Ceza sorumluluğunu azaltan bir neden olarak düzenlenen haksız tahrik, kişinin haksız bir fiilin kendisinde meydana getirdiği hiddet ya da şiddetli elemin etkisi altında suç işlemesi durumunda kusur yeteneğindeki azalmayı ifade etmektedir. Bu hâlde fail, suç işleme yönünde önceden bir karar vermeden, dışarıdan gelen etkinin ruhsal yapısı üzerinde meydana getirdiği karışıklığın neticesi olarak bir suç işlemeye yönelmektedir. Bu yönüyle haksız tahrik, kusurun irade unsuru üzerinde etkili olan nedenlerden biridir.
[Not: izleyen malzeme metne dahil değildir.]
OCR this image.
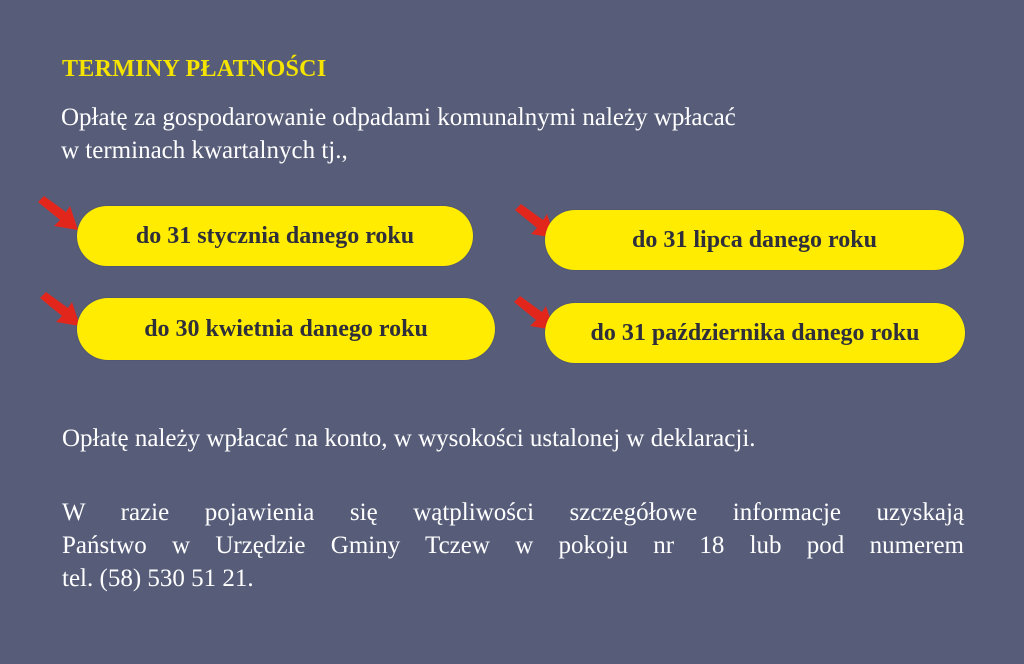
TERMINY PŁATNOŚCI

Opłatę za gospodarowanie odpadami komunalnymi należy wpłacać
w terminach kwartalnych tj.,

do 31 stycznia danego roku	do 31 lipca danego roku
do 30 kwietnia danego roku	do 31 października danego roku

Opłatę należy wpłacać na konto, w wysokości ustalonej w deklaracji.

W razie pojawienia się wątpliwości szczegółowe informacje uzyskają
Państwo w Urzędzie Gminy Tczew w pokoju nr 18 lub pod numerem
tel. (58) 530 51 21.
Başka bir anlatımla, haksız tahrik hâlinde failin iradesi üzerinde zayıflama meydana gelmekte, böylece haksız fiilin meydana getirdiği hiddet veya şiddetli elemin etkisi altındaki kişinin suç işlemekten kendisini alıkoyma yeteneği önemli ölçüde azalmaktadır.
Ceza Genel Kurulunun istikrar kazanmış kararları ile öğretide de kabul gören görüşler doğrultusunda haksız tahrik hükmünün uygulanabilmesi için;
a) Tahriki oluşturan haksız bir fiil bulunmalı,
b) Fail öfke veya şiddetli elemin etkisi altında kalmalı,
c) Failin işlediği suç bu ruhsal durumunun tepkisi olmalı,
d) Haksız tahrik teşkil eden eylem mağdurdan sâdır olmalıdır.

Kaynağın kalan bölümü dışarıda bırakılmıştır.